Russian legislators, backed by Putin, have argued that the bill is necessary to prevent the foreign funding of political activity in the country and bring financial transparency to a sector where, they charge, some groups were using the pretext of charitable activity to push a subversive agenda or even promote terrorism. They argued that more than 70 amendments to the first version brought the measure into line with international standards on NGOs.

"I believe the bill creates the foundation for law enforcement agencies to carry out the main tasks, namely the severing of channels of finance for terrorist and extremist activity and the prevention of any possible interruption in Russia's political life by various foreign structures," said Vladimir Pligin, head of the parliamentary committee on constitutional laws just before debate on the bill began.

But critics charge that the legislation will bring one of the last areas of independent activism in Russian life under the control of the Kremlin, which already dominates parliament and much of the country's broadcast media. And they said that narrower, more specific legislation could have targeted terrorist actions and illegal political activity.

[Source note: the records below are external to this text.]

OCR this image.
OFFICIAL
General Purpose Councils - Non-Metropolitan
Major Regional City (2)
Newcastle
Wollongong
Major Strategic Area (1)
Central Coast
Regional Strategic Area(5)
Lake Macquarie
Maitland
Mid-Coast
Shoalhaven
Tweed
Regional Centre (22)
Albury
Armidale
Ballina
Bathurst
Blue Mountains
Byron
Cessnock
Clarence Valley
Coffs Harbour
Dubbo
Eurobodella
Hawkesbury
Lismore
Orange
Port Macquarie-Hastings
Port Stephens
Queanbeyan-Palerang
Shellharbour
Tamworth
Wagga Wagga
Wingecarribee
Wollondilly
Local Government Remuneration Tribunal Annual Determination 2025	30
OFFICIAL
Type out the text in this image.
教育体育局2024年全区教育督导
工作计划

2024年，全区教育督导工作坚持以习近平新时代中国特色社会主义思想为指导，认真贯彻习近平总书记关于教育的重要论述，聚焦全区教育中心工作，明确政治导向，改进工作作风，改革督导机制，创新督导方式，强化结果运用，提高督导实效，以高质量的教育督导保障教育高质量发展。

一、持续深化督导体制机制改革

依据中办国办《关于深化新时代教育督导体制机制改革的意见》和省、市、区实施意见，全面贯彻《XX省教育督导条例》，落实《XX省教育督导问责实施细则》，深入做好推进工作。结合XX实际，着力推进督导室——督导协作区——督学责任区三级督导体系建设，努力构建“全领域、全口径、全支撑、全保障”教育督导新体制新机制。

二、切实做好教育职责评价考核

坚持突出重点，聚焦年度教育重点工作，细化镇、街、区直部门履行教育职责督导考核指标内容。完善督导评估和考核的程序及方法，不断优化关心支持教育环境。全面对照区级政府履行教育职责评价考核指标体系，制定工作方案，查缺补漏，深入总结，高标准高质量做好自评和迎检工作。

The law "is aimed at establishing sweeping control over all organization of civil society, interfering in the activities of independent organizations," said Yuri Dzhibladze, president of the Center for the Development of Democracy and Human Rights, at a press conference in Moscow this week. "It will harm not only these organizations. It will harm Russia."

Lawmakers have expressed the fear that foreign money could be used to promote the kind of popular revolt in Russia that toppled governments in Ukraine, Georgia and Kyrgyzstan. Foreign funders here argue that they only support the promotion of democracy, human rights and an open political process. But some Russians fear that groups such as the National Democratic Institute for International Affairs and the International Republican Institute, private organizations that are financed by the U.S. Congress, are Trojan horses whose real goal is to usher in a new government.

The law allows the Federal Registration Service, part of the Justice Ministry, to prevent the funding of certain activities to safeguard the "constitutional order" by simply sending NGOs a letter telling them to stop. But there is no definition of what kind of activity would threaten the constitutional order. Moreover, foreign NGOs can be closed if they threaten "Russia's sovereignty, independence, territorial integrity, national unity and originality, cultural heritage and national interests," according to a copy of the bill. The definition of what would constitute a violation is not specified and appears to be left largely to the discretion of bureaucrats in the Ministry of Justice.

"My worry is that it provides the authorities with such a broad range of justifications for intervening in the work of foreign NGOs that it may be difficult for us to understand how to remain in compliance with the law despite our best efforts," said Steven Solnick, Moscow representative of the Ford Foundation.